本書のテーマとしている世代間格差は、アゴラの読者にはおなじみだと思う。著者のひとり加藤久和氏の本の書評でも書いたように、経済学者の意見はほぼ一致しているが、政治はこの問題に(与野党とも)まったく手をつけようとしない。その解決策としては、本書の第1章で小黒一正氏が紹介しているように、世代別選挙区、ドメイン投票など若者の意思を反映させる制度改革が提案されているが、それで問題が解決するだろうか。
私は悲観的である。第一に、民主主義が民意を反映するというのは神話であり、さまざまなゆがみが避けられない。特に国政選挙では、1人の投票で結果が変わる確率はほぼゼロなので、棄権して他人の投票にただ乗りすることが合理的である。このため政治的意思決定に大きな影響を与えるのは、利益集団である。
第二に、かりに民意を100%正しく代表する政治システムが実現したとしても、有権者が合理的な決定をするとは限らない。目に見えやすい短期的メリットを重視し、わかりにくい長期的コストを無視するバイアスがあるからだ。現在の大きな世代間格差は、これを反映した(自民党政権から続く)ポピュリズムの結果である。
さらに日本では、成立する法案の80%は内閣提出法案であり、国会が立法機能を果たしていない。実質的な意思決定は儒教的な官僚機構によって行なわれているが、これをコントロールする専制君主がいないため、省益の利害調整で政策が決まる。この官僚内閣制を変えないと、本質的な変化はできないだろう。
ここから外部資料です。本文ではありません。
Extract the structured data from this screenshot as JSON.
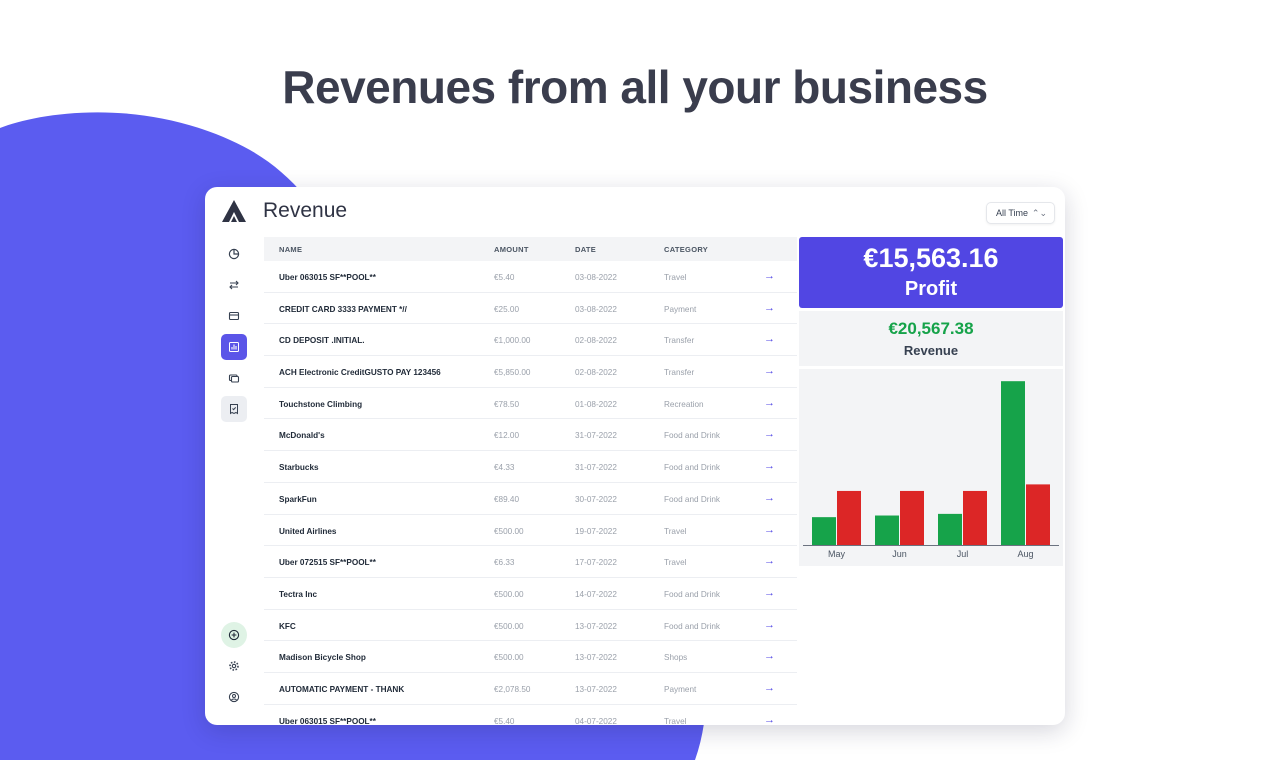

つまり問題は世代間格差だけではなく、日本の統治機構の欠陥なのだ。タコツボ的な官僚機構の自律性が強く、政治家がその利害調整をする自民党型システムは、高度成長期にはうまく機能したが、大きな路線転換ができない。そのシステムを変えないで「政治主導」でやろうとした民主党政権は、官僚のサボタージュで大失敗に終わった。
日本の政治のコアは国会ではなく霞ヶ関にあるので、これを変えないで西洋から輸入した民主主義で「主導」しようとしても、できるはずがない。重要なのは、選挙制度より官僚機構の改革だ。特にイタリアのような独裁官を導入して内閣の権限を拡大し、各省の局長以上は政治任命にするなど、指揮系統を明確にする改革が必要だと思う。